Source code for flax_extra.model.perceiver._processor

r"""The Perceiver processor."""

from typing import Any, Optional
from functools import partial
import jax.numpy as jnp
from flax import linen as nn
from flax_extra import combinator as cb
from flax_extra.layer._feedforward import FeedForward, FeedForwardCt
from flax_extra.layer._attention import SelfAttention, SelfAttentionCt
from flax_extra.model.perceiver._self_attention_block import SelfAttentionBlock

Array = jnp.ndarray
Precision = Any


[docs]class Processor(nn.Module):
    r"""Self-attends latent features.

    Self-attention blocks grouped in shards. Weights of the blocks
    are shared across shards.

    .. math::

        \begin{aligned}
            & \textrm{Processor}( \\
            & \quad z \in \sR^{\nBatchSize \times \nSeqLen_{z} \times d_{z}} \\
            & \quad \_ \\
            & \quad \theta \gets n_{blocks} \times SelfAttentionBlock() \\
            & ) \\
            & \rightarrow \sR^{\nBatchSize \times \nSeqLen_{z} \times d_{z}}
        \end{aligned}

    Args:
        latents: an array of latent features.

    Returns:
        an array of latent features.
    """

    n_shards: int = 8
    r"""a number of shards."""

    n_blocks: int = 6
    r"""a number of self-attention blocks building up a single shard."""

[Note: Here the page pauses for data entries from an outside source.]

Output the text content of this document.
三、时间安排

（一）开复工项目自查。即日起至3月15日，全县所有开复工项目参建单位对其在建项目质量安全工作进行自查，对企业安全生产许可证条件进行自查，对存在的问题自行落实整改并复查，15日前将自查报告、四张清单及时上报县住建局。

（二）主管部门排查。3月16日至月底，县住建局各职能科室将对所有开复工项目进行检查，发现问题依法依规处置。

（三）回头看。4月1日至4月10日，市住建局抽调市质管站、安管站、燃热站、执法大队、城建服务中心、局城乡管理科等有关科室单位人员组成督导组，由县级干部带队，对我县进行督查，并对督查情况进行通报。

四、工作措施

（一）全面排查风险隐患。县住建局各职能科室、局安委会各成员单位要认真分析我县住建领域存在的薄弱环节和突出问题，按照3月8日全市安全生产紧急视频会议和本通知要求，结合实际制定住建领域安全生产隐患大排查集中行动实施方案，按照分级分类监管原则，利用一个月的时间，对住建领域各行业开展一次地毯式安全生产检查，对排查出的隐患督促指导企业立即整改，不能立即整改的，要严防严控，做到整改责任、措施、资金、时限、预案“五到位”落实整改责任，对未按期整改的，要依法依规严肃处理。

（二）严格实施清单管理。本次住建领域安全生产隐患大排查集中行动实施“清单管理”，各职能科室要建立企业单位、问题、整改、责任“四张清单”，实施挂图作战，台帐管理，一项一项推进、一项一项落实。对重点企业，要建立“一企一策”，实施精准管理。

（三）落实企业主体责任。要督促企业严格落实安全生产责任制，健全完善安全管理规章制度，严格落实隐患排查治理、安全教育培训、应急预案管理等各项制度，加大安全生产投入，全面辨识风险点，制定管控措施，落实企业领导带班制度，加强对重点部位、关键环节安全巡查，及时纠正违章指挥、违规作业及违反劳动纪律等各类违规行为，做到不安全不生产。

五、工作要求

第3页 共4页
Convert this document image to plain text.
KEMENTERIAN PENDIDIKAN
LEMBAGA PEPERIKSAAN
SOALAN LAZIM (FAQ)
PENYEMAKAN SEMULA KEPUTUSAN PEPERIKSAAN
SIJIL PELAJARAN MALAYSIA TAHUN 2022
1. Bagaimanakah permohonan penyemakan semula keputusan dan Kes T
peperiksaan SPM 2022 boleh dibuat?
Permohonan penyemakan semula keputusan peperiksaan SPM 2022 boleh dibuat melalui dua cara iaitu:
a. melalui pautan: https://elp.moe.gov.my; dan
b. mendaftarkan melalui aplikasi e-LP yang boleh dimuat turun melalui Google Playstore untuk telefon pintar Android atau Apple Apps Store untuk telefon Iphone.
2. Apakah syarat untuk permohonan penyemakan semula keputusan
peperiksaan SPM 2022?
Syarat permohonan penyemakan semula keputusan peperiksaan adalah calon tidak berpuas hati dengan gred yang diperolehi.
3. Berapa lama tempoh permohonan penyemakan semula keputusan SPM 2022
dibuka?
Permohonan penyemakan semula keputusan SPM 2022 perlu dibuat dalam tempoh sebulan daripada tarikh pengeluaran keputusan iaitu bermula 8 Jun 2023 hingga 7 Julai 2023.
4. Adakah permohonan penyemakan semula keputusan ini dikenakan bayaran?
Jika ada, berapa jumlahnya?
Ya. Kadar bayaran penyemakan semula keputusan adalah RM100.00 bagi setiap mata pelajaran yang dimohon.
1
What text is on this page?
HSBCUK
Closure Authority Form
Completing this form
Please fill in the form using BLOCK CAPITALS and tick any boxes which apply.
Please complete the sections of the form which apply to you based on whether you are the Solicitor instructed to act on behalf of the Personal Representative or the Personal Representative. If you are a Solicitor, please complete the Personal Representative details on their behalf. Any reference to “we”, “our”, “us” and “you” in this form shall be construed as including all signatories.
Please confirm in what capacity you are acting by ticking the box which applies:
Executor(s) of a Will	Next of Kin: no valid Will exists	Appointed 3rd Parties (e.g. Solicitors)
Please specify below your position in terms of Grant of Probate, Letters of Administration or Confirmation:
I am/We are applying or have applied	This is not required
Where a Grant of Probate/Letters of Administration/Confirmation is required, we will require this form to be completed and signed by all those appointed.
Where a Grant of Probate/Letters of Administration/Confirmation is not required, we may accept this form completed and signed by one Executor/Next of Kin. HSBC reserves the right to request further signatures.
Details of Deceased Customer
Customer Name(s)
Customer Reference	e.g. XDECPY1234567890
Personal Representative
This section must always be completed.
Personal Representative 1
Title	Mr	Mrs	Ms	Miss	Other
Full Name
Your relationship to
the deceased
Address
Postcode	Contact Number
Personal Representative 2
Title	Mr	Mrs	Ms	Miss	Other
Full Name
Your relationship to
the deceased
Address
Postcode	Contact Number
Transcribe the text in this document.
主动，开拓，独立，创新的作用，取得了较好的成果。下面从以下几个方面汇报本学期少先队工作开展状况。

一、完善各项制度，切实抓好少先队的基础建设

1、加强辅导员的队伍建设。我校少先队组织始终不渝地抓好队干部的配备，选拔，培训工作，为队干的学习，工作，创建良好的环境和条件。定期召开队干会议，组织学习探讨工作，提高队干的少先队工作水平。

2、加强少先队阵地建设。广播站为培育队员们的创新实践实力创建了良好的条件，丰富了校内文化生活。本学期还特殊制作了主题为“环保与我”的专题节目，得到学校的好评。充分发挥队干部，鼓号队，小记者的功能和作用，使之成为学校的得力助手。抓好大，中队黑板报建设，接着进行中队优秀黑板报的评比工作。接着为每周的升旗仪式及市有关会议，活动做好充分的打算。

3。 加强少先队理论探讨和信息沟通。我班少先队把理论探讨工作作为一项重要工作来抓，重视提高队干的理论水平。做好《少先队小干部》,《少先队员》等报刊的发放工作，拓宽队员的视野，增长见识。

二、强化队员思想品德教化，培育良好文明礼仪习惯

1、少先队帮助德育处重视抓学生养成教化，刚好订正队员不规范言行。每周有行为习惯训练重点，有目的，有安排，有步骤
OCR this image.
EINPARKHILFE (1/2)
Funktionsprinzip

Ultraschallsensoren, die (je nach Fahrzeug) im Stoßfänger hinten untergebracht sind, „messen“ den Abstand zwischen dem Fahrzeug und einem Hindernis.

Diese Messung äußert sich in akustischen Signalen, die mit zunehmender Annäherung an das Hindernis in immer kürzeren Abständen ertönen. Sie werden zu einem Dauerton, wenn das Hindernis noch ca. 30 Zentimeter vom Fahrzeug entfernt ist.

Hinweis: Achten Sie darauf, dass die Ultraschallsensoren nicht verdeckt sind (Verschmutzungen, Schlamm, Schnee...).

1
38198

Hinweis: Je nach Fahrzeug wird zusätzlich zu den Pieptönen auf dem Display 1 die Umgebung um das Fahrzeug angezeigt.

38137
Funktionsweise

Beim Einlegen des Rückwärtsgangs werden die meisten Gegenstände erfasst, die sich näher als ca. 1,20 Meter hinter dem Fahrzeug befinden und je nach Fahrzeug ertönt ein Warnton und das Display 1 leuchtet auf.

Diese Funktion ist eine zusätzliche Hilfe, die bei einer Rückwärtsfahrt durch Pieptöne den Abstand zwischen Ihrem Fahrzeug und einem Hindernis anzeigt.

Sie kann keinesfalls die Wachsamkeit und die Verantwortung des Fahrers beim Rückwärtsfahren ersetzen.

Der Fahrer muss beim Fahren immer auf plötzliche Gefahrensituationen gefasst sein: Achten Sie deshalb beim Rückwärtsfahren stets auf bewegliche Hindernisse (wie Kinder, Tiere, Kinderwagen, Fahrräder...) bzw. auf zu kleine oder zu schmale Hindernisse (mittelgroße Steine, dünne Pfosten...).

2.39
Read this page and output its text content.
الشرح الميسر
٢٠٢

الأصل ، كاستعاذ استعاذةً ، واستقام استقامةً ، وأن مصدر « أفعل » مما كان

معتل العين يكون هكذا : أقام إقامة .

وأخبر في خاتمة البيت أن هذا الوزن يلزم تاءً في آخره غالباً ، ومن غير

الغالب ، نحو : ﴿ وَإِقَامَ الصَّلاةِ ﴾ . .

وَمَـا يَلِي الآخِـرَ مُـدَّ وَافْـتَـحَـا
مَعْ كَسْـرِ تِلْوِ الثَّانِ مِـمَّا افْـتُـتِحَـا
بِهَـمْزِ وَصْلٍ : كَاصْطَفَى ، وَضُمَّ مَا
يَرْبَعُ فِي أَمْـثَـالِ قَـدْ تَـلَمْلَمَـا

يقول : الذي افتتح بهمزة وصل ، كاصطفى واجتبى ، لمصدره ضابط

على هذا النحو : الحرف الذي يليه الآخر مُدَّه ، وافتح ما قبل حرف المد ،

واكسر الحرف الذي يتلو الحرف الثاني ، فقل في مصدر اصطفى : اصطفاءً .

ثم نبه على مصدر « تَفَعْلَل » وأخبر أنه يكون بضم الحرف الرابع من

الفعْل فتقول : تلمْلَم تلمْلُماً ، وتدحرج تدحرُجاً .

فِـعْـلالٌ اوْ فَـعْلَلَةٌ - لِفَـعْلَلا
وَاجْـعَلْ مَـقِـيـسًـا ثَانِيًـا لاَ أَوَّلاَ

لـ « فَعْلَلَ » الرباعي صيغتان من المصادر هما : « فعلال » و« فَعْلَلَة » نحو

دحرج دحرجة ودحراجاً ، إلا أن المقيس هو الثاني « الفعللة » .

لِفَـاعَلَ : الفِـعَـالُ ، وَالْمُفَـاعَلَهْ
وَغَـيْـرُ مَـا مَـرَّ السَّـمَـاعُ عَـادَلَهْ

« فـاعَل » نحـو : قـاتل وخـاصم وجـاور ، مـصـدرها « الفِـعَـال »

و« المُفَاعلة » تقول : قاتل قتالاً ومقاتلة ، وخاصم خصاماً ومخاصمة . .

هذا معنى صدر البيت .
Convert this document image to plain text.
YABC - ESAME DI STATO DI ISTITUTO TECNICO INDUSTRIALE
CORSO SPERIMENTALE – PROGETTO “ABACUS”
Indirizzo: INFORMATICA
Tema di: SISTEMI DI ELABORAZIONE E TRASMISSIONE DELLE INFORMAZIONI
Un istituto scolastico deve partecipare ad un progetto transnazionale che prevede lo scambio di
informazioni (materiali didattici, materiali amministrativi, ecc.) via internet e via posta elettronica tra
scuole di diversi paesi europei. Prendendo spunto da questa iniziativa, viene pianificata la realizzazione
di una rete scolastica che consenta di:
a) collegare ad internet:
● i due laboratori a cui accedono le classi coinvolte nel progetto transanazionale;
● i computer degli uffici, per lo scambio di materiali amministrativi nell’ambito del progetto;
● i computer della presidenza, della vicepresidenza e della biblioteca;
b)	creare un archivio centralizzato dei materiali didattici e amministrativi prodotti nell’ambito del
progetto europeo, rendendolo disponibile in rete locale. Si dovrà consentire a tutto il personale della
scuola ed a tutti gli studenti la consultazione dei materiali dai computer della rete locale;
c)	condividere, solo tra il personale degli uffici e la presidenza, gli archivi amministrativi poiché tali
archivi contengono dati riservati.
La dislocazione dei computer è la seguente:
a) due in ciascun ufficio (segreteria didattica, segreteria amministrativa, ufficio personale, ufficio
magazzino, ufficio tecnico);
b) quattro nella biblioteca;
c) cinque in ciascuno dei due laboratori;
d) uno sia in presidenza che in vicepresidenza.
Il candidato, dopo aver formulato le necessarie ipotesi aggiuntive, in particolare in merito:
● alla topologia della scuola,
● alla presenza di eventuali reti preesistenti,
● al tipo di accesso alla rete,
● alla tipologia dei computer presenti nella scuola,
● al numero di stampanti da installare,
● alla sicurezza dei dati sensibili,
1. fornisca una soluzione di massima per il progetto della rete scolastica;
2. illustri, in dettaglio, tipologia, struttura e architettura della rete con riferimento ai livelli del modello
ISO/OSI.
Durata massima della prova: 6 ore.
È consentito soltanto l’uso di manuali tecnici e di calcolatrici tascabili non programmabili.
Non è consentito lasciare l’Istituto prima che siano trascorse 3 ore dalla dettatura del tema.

    attention: SelfAttentionCt = SelfAttention
    r"""a type of the self-attention."""

    feed_forward: FeedForwardCt = FeedForward
    r"""a type of the feed-forward."""

    dropout_rate: float = 0.0
    r"""probababilistic rate for dropout."""

    deterministic: bool = True
    r"""whether to perform deterministically or not."""

    precision: Optional[Precision] = None
    r"""numerical precision of the computation.
    See :attr:`jax.lax.Precision` for details."""

    @nn.compact
    def __call__(self, latents: Array) -> Array:  # type: ignore[override] # pylint: disable=arguments-differ
        self_attention_blocks = [
            partial(
                SelfAttentionBlock(
                    attention=self.attention,
                    feed_forward=self.feed_forward,
                    dropout_rate=self.dropout_rate,
                    deterministic=self.deterministic,
                    precision=self.precision,
                ),
                mask=None,
            )
            for _ in range(self.n_blocks)
        ]

        # Processor block (latent-space Transformer: a number of self-attentions).
        blocks = cb.serial(
            [block for _ in range(self.n_shards) for block in self_attention_blocks]
        )

        return blocks(latents)  # type: ignore